The crew of the British ship that raised the alarm have heard screams from the water.
“We know that there were at least two people on the Danish ship who are now upside down. There have been screams from the water. The British ship had a small rescue boat that they put in, but they haven’t found one yet, says the Swedish Maritime Administration’s Jonas Franzen.
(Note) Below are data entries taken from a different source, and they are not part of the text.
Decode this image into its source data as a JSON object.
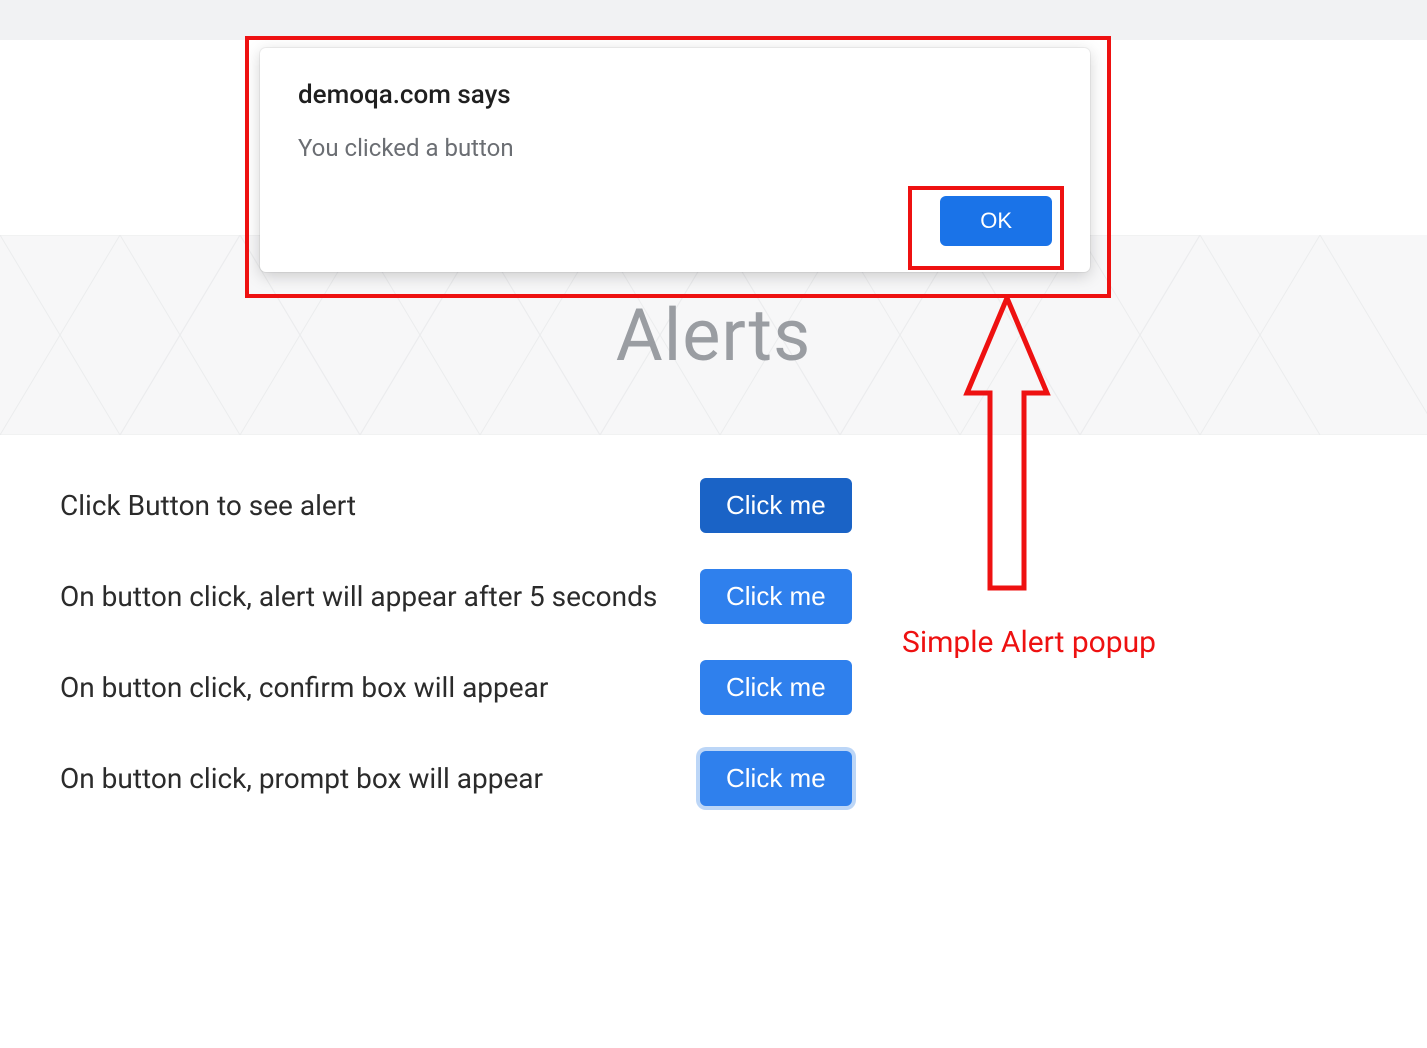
{
  "dialog": {
    "title": "demoqa.com says",
    "message": "You clicked a button",
    "ok_label": "OK"
  },
  "page": {
    "title": "Alerts"
  },
  "rows": [
    {
      "label": "Click Button to see alert",
      "button": "Click me"
    },
    {
      "label": "On button click, alert will appear after 5 seconds",
      "button": "Click me"
    },
    {
      "label": "On button click, confirm box will appear",
      "button": "Click me"
    },
    {
      "label": "On button click, prompt box will appear",
      "button": "Click me"
    }
  ],
  "annotation": {
    "label": "Simple Alert popup"
  }
}
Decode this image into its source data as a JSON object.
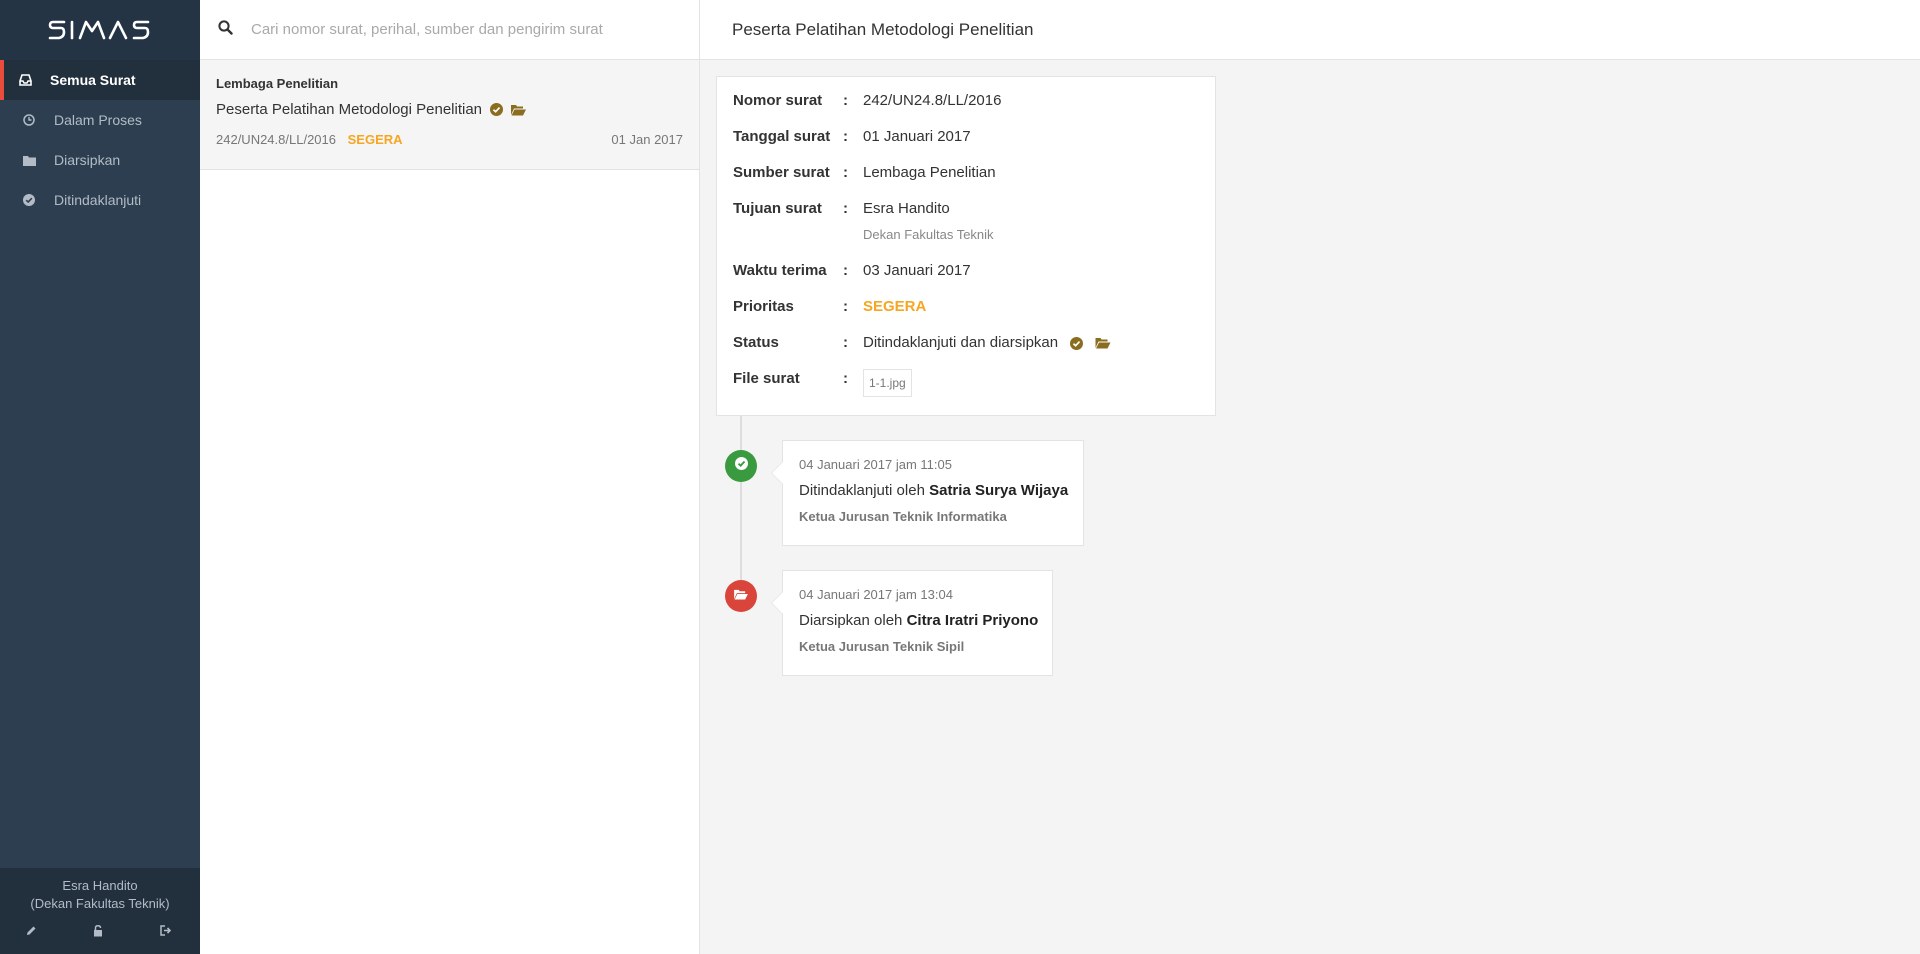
{
  "app": {
    "logo_text": "SIMAS"
  },
  "sidebar": {
    "items": [
      {
        "label": "Semua Surat",
        "icon": "inbox-icon",
        "active": true
      },
      {
        "label": "Dalam Proses",
        "icon": "clock-icon",
        "active": false
      },
      {
        "label": "Diarsipkan",
        "icon": "folder-icon",
        "active": false
      },
      {
        "label": "Ditindaklanjuti",
        "icon": "check-circle-icon",
        "active": false
      }
    ],
    "user": {
      "name": "Esra Handito",
      "role": "(Dekan Fakultas Teknik)"
    },
    "footer_icons": [
      "pencil-icon",
      "unlock-icon",
      "sign-out-icon"
    ]
  },
  "search": {
    "placeholder": "Cari nomor surat, perihal, sumber dan pengirim surat",
    "value": ""
  },
  "mail_list": [
    {
      "sender": "Lembaga Penelitian",
      "subject": "Peserta Pelatihan Metodologi Penelitian",
      "number": "242/UN24.8/LL/2016",
      "priority": "SEGERA",
      "date": "01 Jan 2017"
    }
  ],
  "detail": {
    "title": "Peserta Pelatihan Metodologi Penelitian",
    "fields": {
      "nomor": {
        "label": "Nomor surat",
        "value": "242/UN24.8/LL/2016"
      },
      "tanggal": {
        "label": "Tanggal surat",
        "value": "01 Januari 2017"
      },
      "sumber": {
        "label": "Sumber surat",
        "value": "Lembaga Penelitian"
      },
      "tujuan": {
        "label": "Tujuan surat",
        "value": "Esra Handito",
        "sub": "Dekan Fakultas Teknik"
      },
      "waktu": {
        "label": "Waktu terima",
        "value": "03 Januari 2017"
      },
      "prioritas": {
        "label": "Prioritas",
        "value": "SEGERA"
      },
      "status": {
        "label": "Status",
        "value": "Ditindaklanjuti dan diarsipkan"
      },
      "file": {
        "label": "File surat",
        "value": "1-1.jpg"
      }
    },
    "colon": ":"
  },
  "timeline": [
    {
      "time": "04 Januari 2017 jam 11:05",
      "action": "Ditindaklanjuti oleh",
      "actor": "Satria Surya Wijaya",
      "role": "Ketua Jurusan Teknik Informatika",
      "icon": "check-circle-icon",
      "color": "#3a9a3f"
    },
    {
      "time": "04 Januari 2017 jam 13:04",
      "action": "Diarsipkan oleh",
      "actor": "Citra Iratri Priyono",
      "role": "Ketua Jurusan Teknik Sipil",
      "icon": "folder-open-icon",
      "color": "#d9453b"
    }
  ],
  "colors": {
    "accent": "#e74c3c",
    "priority": "#f5a623",
    "sidebar": "#2c3e50",
    "status_icon": "#8a6d1f"
  }
}
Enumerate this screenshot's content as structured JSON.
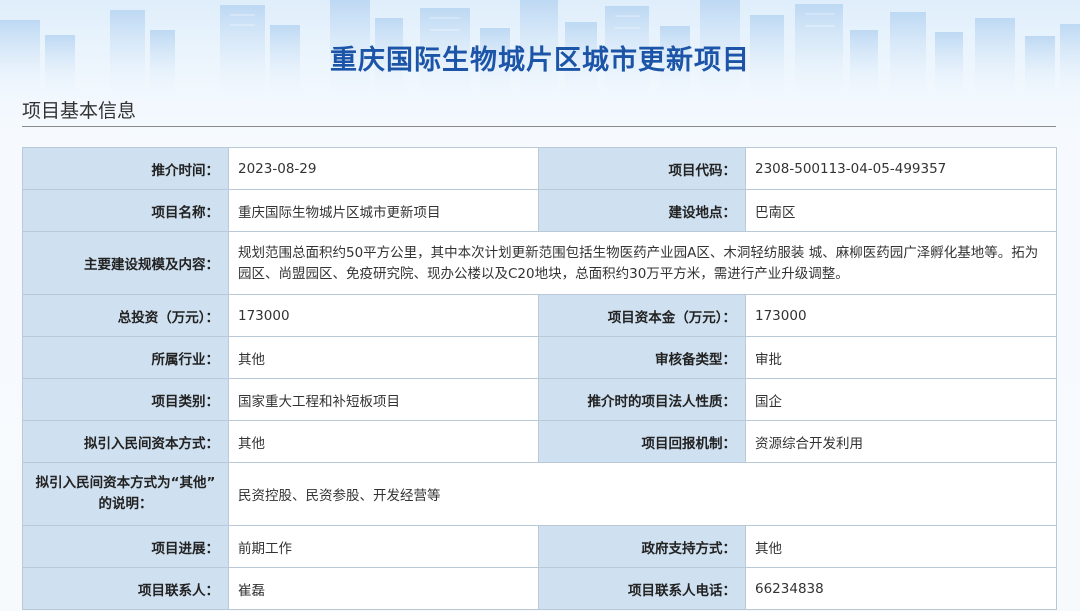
{
  "page": {
    "title": "重庆国际生物城片区城市更新项目"
  },
  "section": {
    "title": "项目基本信息"
  },
  "info": {
    "recommend_time": {
      "label": "推介时间：",
      "value": "2023-08-29"
    },
    "project_code": {
      "label": "项目代码：",
      "value": "2308-500113-04-05-499357"
    },
    "project_name": {
      "label": "项目名称：",
      "value": "重庆国际生物城片区城市更新项目"
    },
    "location": {
      "label": "建设地点：",
      "value": "巴南区"
    },
    "scale_content": {
      "label": "主要建设规模及内容：",
      "value": "规划范围总面积约50平方公里，其中本次计划更新范围包括生物医药产业园A区、木洞轻纺服装 城、麻柳医药园广泽孵化基地等。拓为园区、尚盟园区、免疫研究院、现办公楼以及C20地块，总面积约30万平方米，需进行产业升级调整。"
    },
    "total_investment": {
      "label": "总投资（万元）：",
      "value": "173000"
    },
    "capital": {
      "label": "项目资本金（万元）：",
      "value": "173000"
    },
    "industry": {
      "label": "所属行业：",
      "value": "其他"
    },
    "approval_type": {
      "label": "审核备类型：",
      "value": "审批"
    },
    "category": {
      "label": "项目类别：",
      "value": "国家重大工程和补短板项目"
    },
    "legal_nature": {
      "label": "推介时的项目法人性质：",
      "value": "国企"
    },
    "private_capital_method": {
      "label": "拟引入民间资本方式：",
      "value": "其他"
    },
    "return_mechanism": {
      "label": "项目回报机制：",
      "value": "资源综合开发利用"
    },
    "other_explanation": {
      "label_line1": "拟引入民间资本方式为“其他”",
      "label_line2": "的说明：",
      "value": "民资控股、民资参股、开发经营等"
    },
    "progress": {
      "label": "项目进展：",
      "value": "前期工作"
    },
    "gov_support": {
      "label": "政府支持方式：",
      "value": "其他"
    },
    "contact": {
      "label": "项目联系人：",
      "value": "崔磊"
    },
    "contact_phone": {
      "label": "项目联系人电话：",
      "value": "66234838"
    }
  },
  "colors": {
    "title": "#1c55a8",
    "label_bg": "#cfe0f0",
    "border": "#b9c9d8"
  }
}
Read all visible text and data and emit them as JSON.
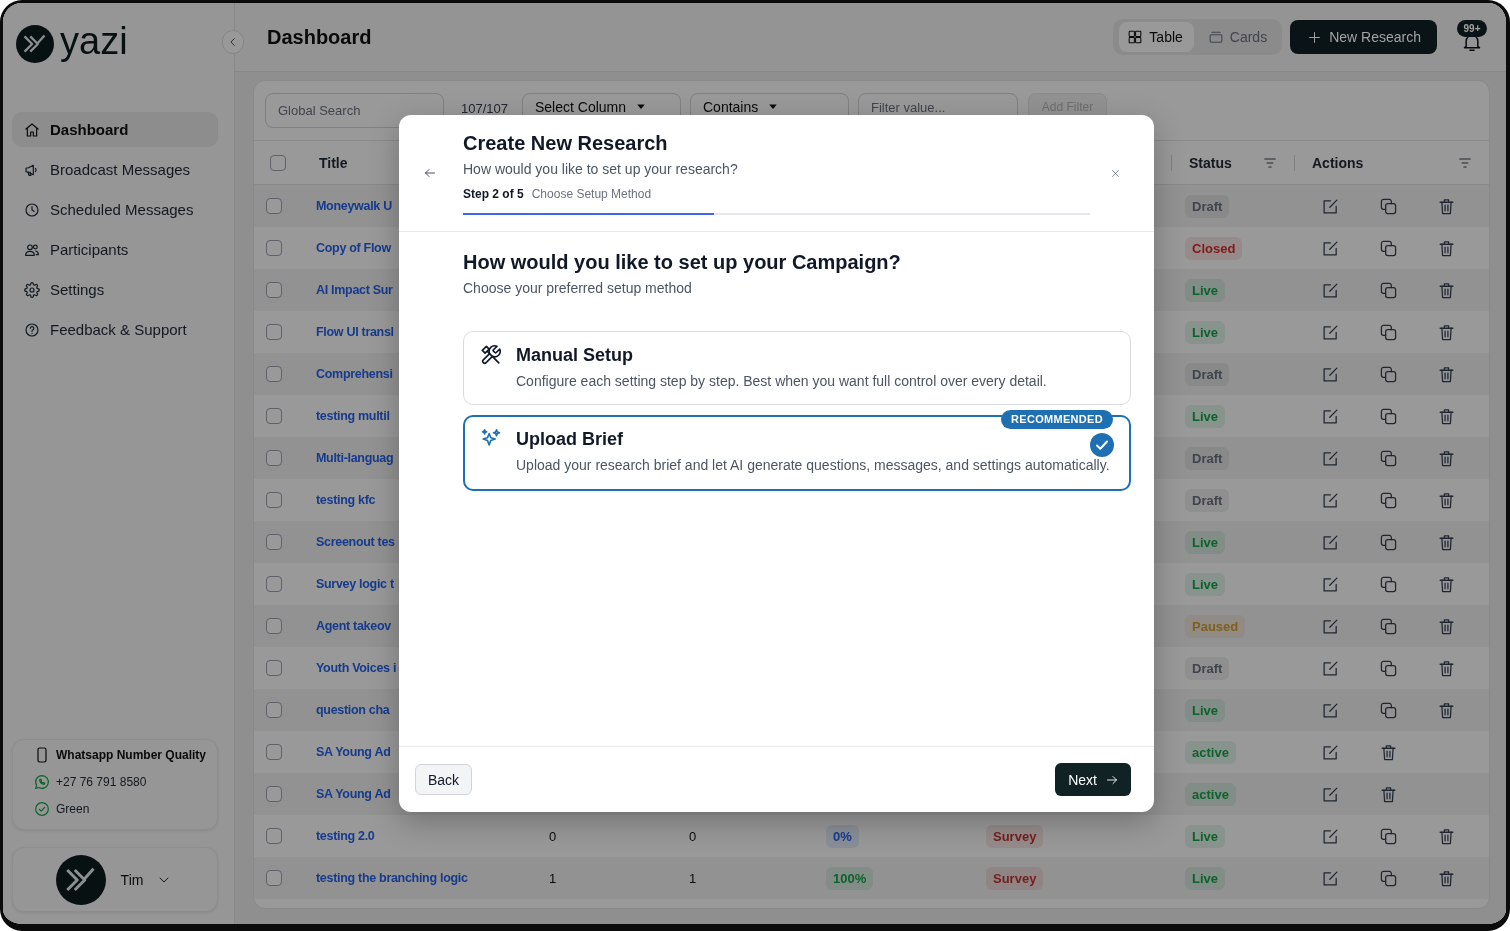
{
  "sidebar": {
    "brand": "yazi",
    "nav": [
      {
        "label": "Dashboard",
        "selected": true
      },
      {
        "label": "Broadcast Messages",
        "selected": false
      },
      {
        "label": "Scheduled Messages",
        "selected": false
      },
      {
        "label": "Participants",
        "selected": false
      },
      {
        "label": "Settings",
        "selected": false
      },
      {
        "label": "Feedback & Support",
        "selected": false
      }
    ],
    "number_quality": {
      "title": "Whatsapp Number Quality",
      "number": "+27 76 791 8580",
      "quality": "Green"
    },
    "user": {
      "name": "Tim"
    }
  },
  "header": {
    "title": "Dashboard",
    "view_toggle": [
      {
        "label": "Table",
        "selected": true
      },
      {
        "label": "Cards",
        "selected": false
      }
    ],
    "new_button": "New Research",
    "notification_count": "99+"
  },
  "filters": {
    "search_placeholder": "Global Search",
    "count": "107/107",
    "column_select": "Select Column",
    "operator_select": "Contains",
    "value_placeholder": "Filter value...",
    "add_filter": {
      "label": "Add Filter",
      "disabled": true
    }
  },
  "table": {
    "select_all_checked": false,
    "title_column": "Title",
    "status_column": "Status",
    "actions_column": "Actions",
    "rows": [
      {
        "checked": false,
        "title": "Moneywalk U",
        "status": {
          "text": "Draft",
          "color": "#40444d"
        },
        "actions": [
          {
            "kind": "edit"
          },
          {
            "kind": "copy"
          },
          {
            "kind": "delete"
          }
        ]
      },
      {
        "checked": false,
        "title": "Copy of Flow",
        "status": {
          "text": "Closed",
          "color": "#841717"
        },
        "actions": [
          {
            "kind": "edit"
          },
          {
            "kind": "copy"
          },
          {
            "kind": "delete"
          }
        ]
      },
      {
        "checked": false,
        "title": "AI Impact Sur",
        "status": {
          "text": "Live",
          "color": "#0d622c"
        },
        "actions": [
          {
            "kind": "edit"
          },
          {
            "kind": "copy"
          },
          {
            "kind": "delete"
          }
        ]
      },
      {
        "checked": false,
        "title": "Flow UI transl",
        "status": {
          "text": "Live",
          "color": "#0d622c"
        },
        "actions": [
          {
            "kind": "edit"
          },
          {
            "kind": "copy"
          },
          {
            "kind": "delete"
          }
        ]
      },
      {
        "checked": false,
        "title": "Comprehensi",
        "status": {
          "text": "Draft",
          "color": "#40444d"
        },
        "actions": [
          {
            "kind": "edit"
          },
          {
            "kind": "copy"
          },
          {
            "kind": "delete"
          }
        ]
      },
      {
        "checked": false,
        "title": "testing multil",
        "status": {
          "text": "Live",
          "color": "#0d622c"
        },
        "actions": [
          {
            "kind": "edit"
          },
          {
            "kind": "copy"
          },
          {
            "kind": "delete"
          }
        ]
      },
      {
        "checked": false,
        "title": "Multi-languag",
        "status": {
          "text": "Draft",
          "color": "#40444d"
        },
        "actions": [
          {
            "kind": "edit"
          },
          {
            "kind": "copy"
          },
          {
            "kind": "delete"
          }
        ]
      },
      {
        "checked": false,
        "title": "testing kfc",
        "status": {
          "text": "Draft",
          "color": "#40444d"
        },
        "actions": [
          {
            "kind": "edit"
          },
          {
            "kind": "copy"
          },
          {
            "kind": "delete"
          }
        ]
      },
      {
        "checked": false,
        "title": "Screenout tes",
        "status": {
          "text": "Live",
          "color": "#0d622c"
        },
        "actions": [
          {
            "kind": "edit"
          },
          {
            "kind": "copy"
          },
          {
            "kind": "delete"
          }
        ]
      },
      {
        "checked": false,
        "title": "Survey logic t",
        "status": {
          "text": "Live",
          "color": "#0d622c"
        },
        "actions": [
          {
            "kind": "edit"
          },
          {
            "kind": "copy"
          },
          {
            "kind": "delete"
          }
        ]
      },
      {
        "checked": false,
        "title": "Agent takeov",
        "status": {
          "text": "Paused",
          "color": "#805f1c"
        },
        "actions": [
          {
            "kind": "edit"
          },
          {
            "kind": "copy"
          },
          {
            "kind": "delete"
          }
        ]
      },
      {
        "checked": false,
        "title": "Youth Voices i",
        "status": {
          "text": "Draft",
          "color": "#40444d"
        },
        "actions": [
          {
            "kind": "edit"
          },
          {
            "kind": "copy"
          },
          {
            "kind": "delete"
          }
        ]
      },
      {
        "checked": false,
        "title": "question cha",
        "status": {
          "text": "Live",
          "color": "#0d622c"
        },
        "actions": [
          {
            "kind": "edit"
          },
          {
            "kind": "copy"
          },
          {
            "kind": "delete"
          }
        ]
      },
      {
        "checked": false,
        "title": "SA Young Ad",
        "status": {
          "text": "active",
          "color": "#0d622c"
        },
        "actions": [
          {
            "kind": "edit"
          },
          {
            "kind": "delete"
          }
        ]
      },
      {
        "checked": false,
        "title": "SA Young Ad",
        "status": {
          "text": "active",
          "color": "#0d622c"
        },
        "actions": [
          {
            "kind": "edit"
          },
          {
            "kind": "delete"
          }
        ]
      },
      {
        "checked": false,
        "title": "testing 2.0",
        "column_2": "0",
        "column_3": "0",
        "column_4": {
          "text": "0%",
          "color": "#163b8d"
        },
        "column_5": {
          "text": "Survey",
          "color": "#761d1d"
        },
        "status": {
          "text": "Live",
          "color": "#0d622c"
        },
        "actions": [
          {
            "kind": "edit"
          },
          {
            "kind": "copy"
          },
          {
            "kind": "delete"
          }
        ]
      },
      {
        "checked": false,
        "title": "testing the branching logic",
        "column_2": "1",
        "column_3": "1",
        "column_4": {
          "text": "100%",
          "color": "#0d622c"
        },
        "column_5": {
          "text": "Survey",
          "color": "#761d1d"
        },
        "status": {
          "text": "Live",
          "color": "#0d622c"
        },
        "actions": [
          {
            "kind": "edit"
          },
          {
            "kind": "copy"
          },
          {
            "kind": "delete"
          }
        ]
      }
    ]
  },
  "modal": {
    "title": "Create New Research",
    "subtitle": "How would you like to set up your research?",
    "step": "Step 2 of 5",
    "step_name": "Choose Setup Method",
    "progress": {
      "level": 0.4
    },
    "heading": "How would you like to set up your Campaign?",
    "subheading": "Choose your preferred setup method",
    "options": [
      {
        "title": "Manual Setup",
        "description": "Configure each setting step by step. Best when you want full control over every detail.",
        "selected": false
      },
      {
        "title": "Upload Brief",
        "description": "Upload your research brief and let AI generate questions, messages, and settings automatically.",
        "selected": true,
        "badge": "RECOMMENDED"
      }
    ],
    "back_button": "Back",
    "next_button": "Next"
  }
}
The capsized vessel is the 55-meter-long and 9-meter-wide Karin Hoej. It left Södertälje harbor on Saturday and was heading for Nykøbing Falster in Denmark’s southernmost parts, according to the site Marinetraffic.com which provides real-time information about sea traffic.
Since about half past four o’clock last night, Karin Hoej no longer reports any position.
The British cargo ship Scot Carrier is almost twice as long, 90 meters and 15 meters wide. It departed Lithuania on Saturday and, according to marinetraffic, was heading for Montrose in Scotland.
Rice and poor visibility
The Swedish Maritime Administration does not yet know what caused the accident.
“It is saving lives that we prioritize,” says Jonas Franzen.
The temperature of the air is 4–5 degrees, and in the water it is 5–6 degrees. The winds were weak at the time of the accident and also this morning, according to SMHI. But it is hazy and may also have been fog when the accident happened.
“I can imagine that there are quite poor visibility conditions now as well,” says Therese Fougman, meteorologist at SMHI.
The British ship is participating in the rescue operation. Jonas Franzen does not know if any of the crew of that ship were injured.
How long a man can survive in the cold water, he cannot pronounce on.